Others are anticipating a far more modest showing.
“We expect it to be like two years ago in the first year of the pandemic,” said Sergei, a driver. “Around 2,000 people who usually come in earlier, they’re going to come in and stay here for a little while. But we don’t expect a huge influx of people.”
Non-Jewish residents were unanimous in their opinion that in the absence of pandemic or war, the pilgrimage is a boon for their city.
“In normal times, it’s totally fine,” said Sasha, smoking a cigarette next to a Judaica store. “Everyone benefits from it, the local economy benefits from it, people make money, the city thrives when people come in. It’s business as usual, we are happy to have them here.”
“It’s good for the city,” concurred Alina Turkolava, 25, who works at a kosher pizza store on Pushkin Street. She decided to study Hebrew for a year at university after meeting Israelis every September.
“In this way we can speak with different people and meet them, and also people from Israel can visit our city and I can ask about their experiences in Uman,” she said.
The pilgrimage to Uman dates back hundreds of years. During his life, Rabbi Nachman exhorted his followers to spend Rosh Hashana with him, and on his death in 1810, they began making the pilgrimage to his grave.
Jews have seen their fortunes vary widely in Uman. While it was an important center of Hasidism and the Jewish Enlightenment movement, the city was also the site of bloody pogroms in 1749, 1768, 1919, and 1942.
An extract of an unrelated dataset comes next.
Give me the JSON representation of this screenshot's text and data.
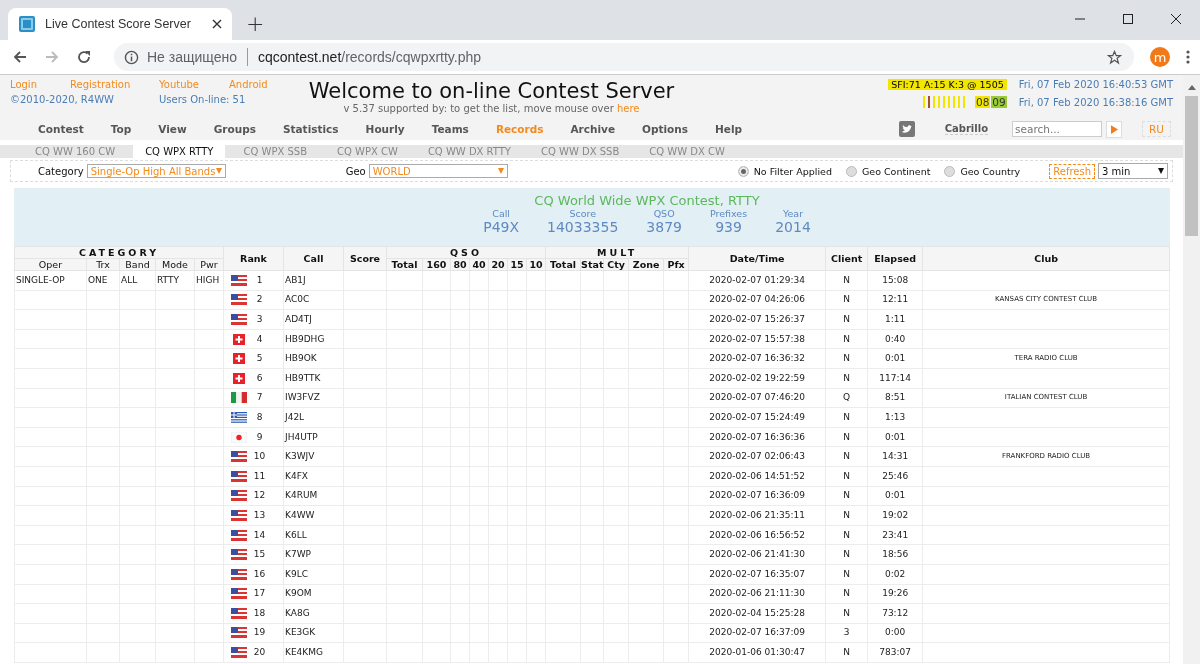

Despite the economic benefits for the city, tensions between locals and Jewish pilgrims have persisted in some quarters, and some residents expressed misgivings over how the Jewish visitors act when they come.
“Most don’t behave well,” Dmytro lamented. “They put themselves like they own the place. We would hope that they would understand that they are guests here and they should respect that.”
Sasha felt the same way. “It’s true a lot of them are not very well-behaved. We would prefer for them to be better mannered.”
Brawls between Jewish visitors and locals, which have escalated into stabbings and other disturbances in the past, have become so commonplace that Israeli police now send officers for the duration of the holiday to help local authorities maintain order. Some blame the problems on rowdy youths and others who travel to Uman for the party atmosphere rather than a purely religious experience.
“Every year there are many incidents with passengers traveling to Uman,” a senior source at Ben Gurion airport told the Ynet news site in 2018. “There are passengers who arrive to the plane drunk, or even drugged; there are those who arrive with plastic bags instead of suitcases. Some travelers arrive for the flight without tickets and ask for ‘generosity’ from other passengers; and many of them arrive for the flight literally at the last moment, as if it were a bus.”
Even war refugees now being hosted at kosher hotels have already heard about the frustrations locals have with some of the visitors.
Alyona, a refugee from Kherson, found a job working with Jewish children in Uman. “The kids tell me about the culture and different stories. We heard good things and we heard bad things. We heard that when many people come in, they feel entitled and that they’re not guests but are in charge here, and conflicts arise.”